I followed the installation instructions here, both with the manual install and simply curling to sh. The configuration for the container is mostly default, but I was unable to bring up the tunnel. I was getting an error like this:

1
2
3
4
5
6
7
8
9
Jan 02 04:02:37 jumpbox tailscaled[3796]: wgengine.NewUserspaceEngine(tun "tailscale0") ...
Jan 02 04:02:37 jumpbox tailscaled[3796]: is CONFIG_TUN enabled in your kernel? `modprobe tun` failed with: modprobe: FATAL: Module tun not found in directory /lib/modules/5.11.22-5-pve
Jan 02 04:02:37 jumpbox tailscaled[3796]: tun module not loaded nor found on disk
Jan 02 04:02:37 jumpbox tailscaled[3796]: wgengine.NewUserspaceEngine(tun "tailscale0") error: tstun.New("tailscale0"): CreateTUN("tailscale0") failed; /dev/net/tun does not exist
Jan 02 04:02:37 jumpbox tailscaled[3796]: wgengine.New: tstun.New("tailscale0"): CreateTUN("tailscale0") failed; /dev/net/tun does not exist
Jan 02 04:02:38 jumpbox tailscaled[3813]: wgengine.NewUserspaceEngine(tun "tailscale0") ...
Jan 02 04:02:38 jumpbox tailscaled[3813]: is CONFIG_TUN enabled in your kernel? `modprobe tun` failed with: modprobe: FATAL: Module tun not found in directory /lib/modules/5.11.22-5-pve
Jan 02 04:02:38 jumpbox tailscaled[3813]: tun module not loaded nor found on disk
Jan 02 04:02:38 jumpbox tailscaled[3813]: wgengine.NewUserspaceEngine(tun "tailscale0") error: tstun.New("tailscale0"): CreateTUN("tailscale0") failed; /dev/net/tun does not exist

I was able to find a post in the proxmox forums that helped me fix it. This is what my container config looks like now, I had to edit the file to add the last two lines.

1
2
3
4
5
6
7
8
9
10
11
12
13
root@pve1:~# cat /etc/pve/lxc/108.conf
arch: amd64
cores: 1
features: nesting=1
hostname: jumpbox
memory: 1024
net0: name=eth0,bridge=vmbr0,firewall=1,gw=redacted,hwaddr=FE:C6:71:E2:34:1F,ip=redacted,type=veth
ostype: debian
rootfs: local-lvm:vm-108-disk-0,size=12G
swap: 512
unprivileged: 1
lxc.mount.entry: /dev/net/tun dev/net/tun none bind,create=file
lxc.cgroup2.devices.allow: c 10:200 rwm

I also added the following lines to my SSH config to let me use SSH Agent forwarding.

1
2
Host jumpbox
  ForwardAgent yes

To summarize, my steps would be (doing this from scratch):

  1. Create the LXC container
  2. Edit the container config to allow the tunnel
  3. Boot the container
  4. Install tailscale, bring the service up
  5. Authenticate
  6. Modify SSH config
  7. SSH into the jumpbox and test access.

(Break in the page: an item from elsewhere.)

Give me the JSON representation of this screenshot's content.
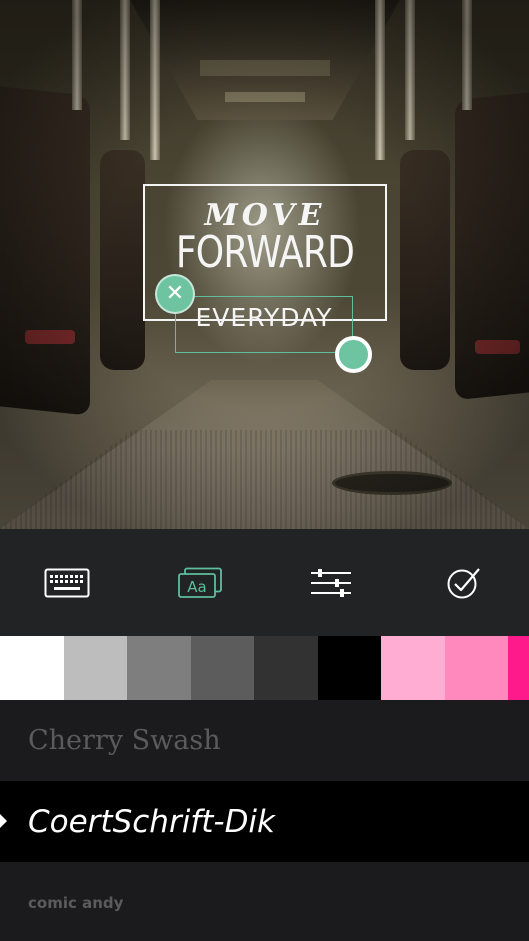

And it works. I can SSH into hosts pretty easily, get around my network freely, and its encrypted, authenticated, and supports more stringent access control lists should I want to use them.

Conclusion

So now, I have a good solid HTTPS and SSH access path to hosts in my network, SSO authenticated and encrypted all around. I am very pleased with Tailscale, especially for the price (free for 20 devices) and will continue to look for ways to use it. I am excited to see how this service develops, what options I have as a home user, and what features they may add in the coming years. I am using the free service now, but they make a very convincing case to turn me into a paying customer. I am very impressed by how easy and quick it was as my first hosts were up and connected in under 15 minutes of deciding to start working on this.

Hope this helps someone get a deployment off the ground if you wanna test this, good luck and happy new year.